Abstract
Thirty-five years ago, in the context of a church-property dispute, Justice William Brennan observed that government interpretation of religious doctrine and judicial intervention in religious disputes are undesirable because, when "civil courts undertake to resolve [doctrinal] controversies .... the hazards are ever present of inhibiting the free development of religious doctrine and of implicating secular interests in matters of purely ecclesiastical concern." This statement, at first, seems wise and fittingly cautious, even unremarkable and obvious. On examination, though, it turns out to be intriguing, elusive, and misleading. Indeed, Justice Brennan's warning presents "hazards" of its own, and its premises-if uncritically embraced-can subtly distort our constitutional discourse.

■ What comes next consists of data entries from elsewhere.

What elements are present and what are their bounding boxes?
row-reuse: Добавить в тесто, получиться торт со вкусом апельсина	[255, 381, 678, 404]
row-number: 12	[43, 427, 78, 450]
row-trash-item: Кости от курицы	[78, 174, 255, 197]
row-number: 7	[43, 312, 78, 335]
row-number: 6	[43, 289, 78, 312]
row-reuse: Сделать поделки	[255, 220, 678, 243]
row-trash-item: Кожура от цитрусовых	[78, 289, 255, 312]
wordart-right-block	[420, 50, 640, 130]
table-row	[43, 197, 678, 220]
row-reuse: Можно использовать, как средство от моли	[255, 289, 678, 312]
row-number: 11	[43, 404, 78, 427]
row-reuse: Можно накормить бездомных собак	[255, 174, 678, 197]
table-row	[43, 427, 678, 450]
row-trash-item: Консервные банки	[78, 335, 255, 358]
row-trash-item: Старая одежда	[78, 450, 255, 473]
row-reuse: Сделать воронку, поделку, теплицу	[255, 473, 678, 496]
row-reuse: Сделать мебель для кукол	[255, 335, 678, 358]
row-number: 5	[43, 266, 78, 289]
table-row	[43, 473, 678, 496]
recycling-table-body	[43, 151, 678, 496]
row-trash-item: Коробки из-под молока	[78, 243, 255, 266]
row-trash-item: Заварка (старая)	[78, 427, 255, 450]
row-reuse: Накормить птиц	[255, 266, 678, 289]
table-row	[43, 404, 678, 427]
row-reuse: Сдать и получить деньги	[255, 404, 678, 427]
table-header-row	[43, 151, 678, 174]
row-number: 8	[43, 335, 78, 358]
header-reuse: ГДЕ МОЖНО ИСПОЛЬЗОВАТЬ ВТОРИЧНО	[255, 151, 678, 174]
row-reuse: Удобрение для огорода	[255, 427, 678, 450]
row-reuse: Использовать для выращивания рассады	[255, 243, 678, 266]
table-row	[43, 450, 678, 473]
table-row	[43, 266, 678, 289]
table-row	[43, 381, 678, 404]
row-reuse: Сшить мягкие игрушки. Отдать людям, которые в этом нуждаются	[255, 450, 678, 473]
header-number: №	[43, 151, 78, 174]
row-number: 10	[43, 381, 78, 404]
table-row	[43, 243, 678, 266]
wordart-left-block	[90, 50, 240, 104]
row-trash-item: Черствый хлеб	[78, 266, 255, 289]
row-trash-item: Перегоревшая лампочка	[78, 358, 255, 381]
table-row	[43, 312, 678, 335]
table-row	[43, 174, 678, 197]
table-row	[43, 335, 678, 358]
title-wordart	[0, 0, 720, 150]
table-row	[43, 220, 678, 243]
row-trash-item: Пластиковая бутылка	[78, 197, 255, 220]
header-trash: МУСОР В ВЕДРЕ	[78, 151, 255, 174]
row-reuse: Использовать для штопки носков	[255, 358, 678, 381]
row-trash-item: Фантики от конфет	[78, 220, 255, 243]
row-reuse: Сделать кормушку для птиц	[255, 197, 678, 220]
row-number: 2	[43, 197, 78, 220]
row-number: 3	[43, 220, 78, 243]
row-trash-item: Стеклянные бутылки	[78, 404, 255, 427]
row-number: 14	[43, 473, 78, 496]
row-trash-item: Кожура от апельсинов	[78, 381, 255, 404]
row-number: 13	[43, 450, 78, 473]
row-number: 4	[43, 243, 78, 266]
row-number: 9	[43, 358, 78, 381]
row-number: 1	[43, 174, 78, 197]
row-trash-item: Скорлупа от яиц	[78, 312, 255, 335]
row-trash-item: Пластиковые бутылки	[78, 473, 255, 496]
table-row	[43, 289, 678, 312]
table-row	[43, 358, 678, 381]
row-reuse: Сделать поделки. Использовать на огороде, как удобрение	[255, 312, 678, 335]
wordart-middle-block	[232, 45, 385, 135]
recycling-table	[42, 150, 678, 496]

This Article provides a careful and close examination of the statement's premises and implications, and concludes that, far from being a "purely ecclesiastical concern," the content of religious doctrine and the trajectory of its development are matters to which even a secular, liberal, and democratic government will almost certainly attend. Governments like ours are not and cannot be "neutral" with respect to religion's claims and content. As this Article shows, the content, meaning, and implications of religious doctrine are and have long been the subjects of government power and policy. Secular, liberal, democratic governments like ours not only take cognizance of religion; they also and in many ways seek to assimilate-that is, to transform-religious teaching. And it is precisely because such governments do have an interest in the content, and therefore in the "development," of religious doctrine-an interest that they will, if permitted, quite understandably pursue-that authentic religious freedom is so fragile.